А поехали, ехали по чисту полю —
А поставили шатёр да белополотненной,
А тут же в шатри да опочевать стали.
А поехали они да в красен Киев-град,
А поехали они да в красен Киев-град —
Говорил-то ей да таково слово:
«А приедём как мы да в красен Киев-град,
А седём как мы за столы да за окольния —
А ты собой нонь да не похваляйсе-тко!»
А приехали они да в красен Киев-град;
Привезли они кнегину да нонь Опраксию,
Привезли-де Опраксию в красен град
Ко тому же ко князю да ко Владимеру.
А у князя-то нонь да не пиво варыти,
Да не пиво варить, не вино курити, —
Весёлым-де пирком да ноньче свадёбкой.
А тут же у князя да сделалса почесьён пир —
Ище все на пиру да стали пьяны-весёлы,
Ище все на пиру да напивалисе,
А все на чесном да наедалисе.
А тут как Настасия да приросхвасталась.
Тут же Дунаюшку за беду прышло,
За великую досаду да показалосе.
Говорил-то Дунай он таково слово:
«Выходи-тко-се ты да из-за стола-та,
Из-за то же стола да из-за окольнёго!
А пойдём-ко-се мы да во чисто полё,
А пойдем-ко-се мы да ноньче пострелеимсе,
А пострелеимсе во стрелочки во метныя,
А во те же во луки да нонь во тугия!»
А стали они во стрелочки стрелетисе:
А она ему годит да нонь во правой глаз,
А он ей годит да в ретиво серьцё.
А говорила она: «Уж ты ой еси, Дунай Дунаевич!
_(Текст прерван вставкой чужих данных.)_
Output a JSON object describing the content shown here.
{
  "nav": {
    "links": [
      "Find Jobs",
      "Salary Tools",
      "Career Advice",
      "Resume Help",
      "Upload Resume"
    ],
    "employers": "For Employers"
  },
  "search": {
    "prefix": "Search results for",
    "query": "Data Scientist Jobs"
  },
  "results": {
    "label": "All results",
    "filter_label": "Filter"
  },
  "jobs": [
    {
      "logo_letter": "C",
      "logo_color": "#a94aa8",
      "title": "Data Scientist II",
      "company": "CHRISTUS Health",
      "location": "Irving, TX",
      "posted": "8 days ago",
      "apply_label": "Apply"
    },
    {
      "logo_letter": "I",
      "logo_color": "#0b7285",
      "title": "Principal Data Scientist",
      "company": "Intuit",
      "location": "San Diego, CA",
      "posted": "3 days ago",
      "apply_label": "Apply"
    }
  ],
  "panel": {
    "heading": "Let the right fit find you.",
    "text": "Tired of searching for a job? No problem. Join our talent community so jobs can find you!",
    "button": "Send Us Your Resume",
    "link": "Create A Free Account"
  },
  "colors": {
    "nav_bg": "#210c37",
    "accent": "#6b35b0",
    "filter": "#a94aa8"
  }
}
Не стрелей-ко во стрелочку во метную,
Не стрелей-ко-се мне да во белы груди:
Есь да у меня нонь засеяно,
Есь два отрока-младеня-та:
Ище руки-ти нонь да у серебри,
А ноги у их да как во золоти!»
А тому же Дунай да не поваровал:
А стрелил он стрелочку нонь калёную —
А застрелил-де ей да во белы груди,
Во белы-ти груди и в ретиво серьцё!
А да порол он у ей да нонь белы груди,
А смотрел-де у ей да ретиво серьцё:
А засеяно у ей да два отрока.
А засеяно у ей ноньче два отрока:
А ручки-ти по локтям у их во серебри,
По коленям у их ноги во золоти.
А тут же Дунаюшку за беду стало,
За великую досадушку по[ка]залосе.
А вынял-то Дунай да как нонь булатной нож,
Становил-то Дунай ножицёк череном в сыру землю,
А падал Дунаюшко на вострой нож —
И тут же Дунаюшко призарезалсэ.
Говорил-то Дунаюшко таково слово:
«Уж ты ой еси, протеки с моей крови,
А прот[ек]и-ко от моей крови — река Дунаевка!»
А протекла тут река да нонь Дунаевка.
«Да свейсе-вырости берёзонька,
А вырости берёзонька кудрёватая;
Уж ты свейсе-сплетись да в три берёзоньки!»
А ноньче теперече славы поют,
Да славы-ти поют, да Дуная в старинах поют.
(Зап. А. Д. Григорьевым 29 июля 1901 г.: д. А́заполё <Погорельской вол.> — от Прокопьева (Прокофьева) Леонтия Кузьмича, 82 лет.)
Архангельские былины и исторические песни, собранные А. Д. Григорьевым в 1899—1901 гг. Т. 3: Мезень. СПб., 1910.